Hey everyone!
I’m training a GAN to make some experiments with the discriminator. For that reason, I save the checkpoint of the discriminator and generator each epoch using
# do checkpointing
torch.save(generator.state_dict(), '%s/generator_epoch_{}.pth'.format(str(log_epoch)) % (checkpointdir))
torch.save(discriminator.state_dict(), '%s/discriminator_epoch_{}.pth'.format(str(log_epoch)) % (checkpointdir))
as recommended. Now after training I’m loading the discriminator to do my experiments with it, but no matter which epoch, it fails to recognize any image I’m feeding it as real. I use the same network as the one I trained with (otherwise it would give me an error anyway, wouldn’t it?).
I do the loading as
discriminator = dcgm.DiscriminatorNet(nc=nc, alpha=opt.alpha, ndf=128, ngpu=ngpu)
dict = torch.load(opt.loadD, map_location='cuda:0' if torch.cuda.is_available() else 'cpu')
discriminator.load_state_dict(dict)
discriminator.to(gpu)
I have logged the discriminators output during the run, and it is able to discriminate just as it should. The generator also learns as it’s supposed to, and I can generate images using the loaded checkpoint.
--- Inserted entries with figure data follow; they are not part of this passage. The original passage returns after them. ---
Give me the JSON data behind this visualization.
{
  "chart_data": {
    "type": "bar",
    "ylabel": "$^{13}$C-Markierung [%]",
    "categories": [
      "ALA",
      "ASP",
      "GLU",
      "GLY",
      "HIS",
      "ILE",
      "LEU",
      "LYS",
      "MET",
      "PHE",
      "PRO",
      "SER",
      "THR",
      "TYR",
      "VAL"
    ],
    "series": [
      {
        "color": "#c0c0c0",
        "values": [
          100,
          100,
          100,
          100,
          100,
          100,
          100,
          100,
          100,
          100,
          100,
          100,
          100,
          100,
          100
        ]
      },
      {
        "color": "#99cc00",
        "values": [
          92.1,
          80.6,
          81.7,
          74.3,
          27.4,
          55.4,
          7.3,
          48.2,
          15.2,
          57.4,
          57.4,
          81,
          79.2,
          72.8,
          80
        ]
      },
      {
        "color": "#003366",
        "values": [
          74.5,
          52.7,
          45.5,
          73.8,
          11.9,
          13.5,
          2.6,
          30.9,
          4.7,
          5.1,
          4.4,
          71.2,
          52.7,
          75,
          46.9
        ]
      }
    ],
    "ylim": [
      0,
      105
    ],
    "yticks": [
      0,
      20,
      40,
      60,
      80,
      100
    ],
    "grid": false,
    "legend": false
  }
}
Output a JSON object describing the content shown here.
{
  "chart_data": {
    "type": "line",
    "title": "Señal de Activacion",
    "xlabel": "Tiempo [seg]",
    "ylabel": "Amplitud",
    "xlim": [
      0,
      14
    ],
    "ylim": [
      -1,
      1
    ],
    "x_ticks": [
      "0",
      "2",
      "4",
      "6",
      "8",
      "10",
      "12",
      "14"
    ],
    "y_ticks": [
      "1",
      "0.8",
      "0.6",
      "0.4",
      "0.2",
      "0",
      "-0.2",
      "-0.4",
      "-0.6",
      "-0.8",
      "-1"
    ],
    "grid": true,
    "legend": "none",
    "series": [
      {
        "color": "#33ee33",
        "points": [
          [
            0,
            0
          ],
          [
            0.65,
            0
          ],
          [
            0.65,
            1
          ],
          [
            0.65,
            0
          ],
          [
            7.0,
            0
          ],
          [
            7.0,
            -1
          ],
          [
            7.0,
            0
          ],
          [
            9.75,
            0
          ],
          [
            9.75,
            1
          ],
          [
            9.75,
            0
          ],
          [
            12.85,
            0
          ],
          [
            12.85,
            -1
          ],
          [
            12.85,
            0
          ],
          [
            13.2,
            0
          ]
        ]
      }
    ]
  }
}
I’ve actually had the same issue with my generator, which I still have not logically resolved, it just started working with a different run.
I’m starting to get pretty desperate at this point!
Additional information:
I’m training on Pytorch 0.4.1 and loading on Pytorch 0.4.0.
The batch norm parameters are removed while loading like this:
if torch.__version__ == '0.4.0':
del dict['net.1.bn2.num_batches_tracked']
...
as many as it needs
Thanks!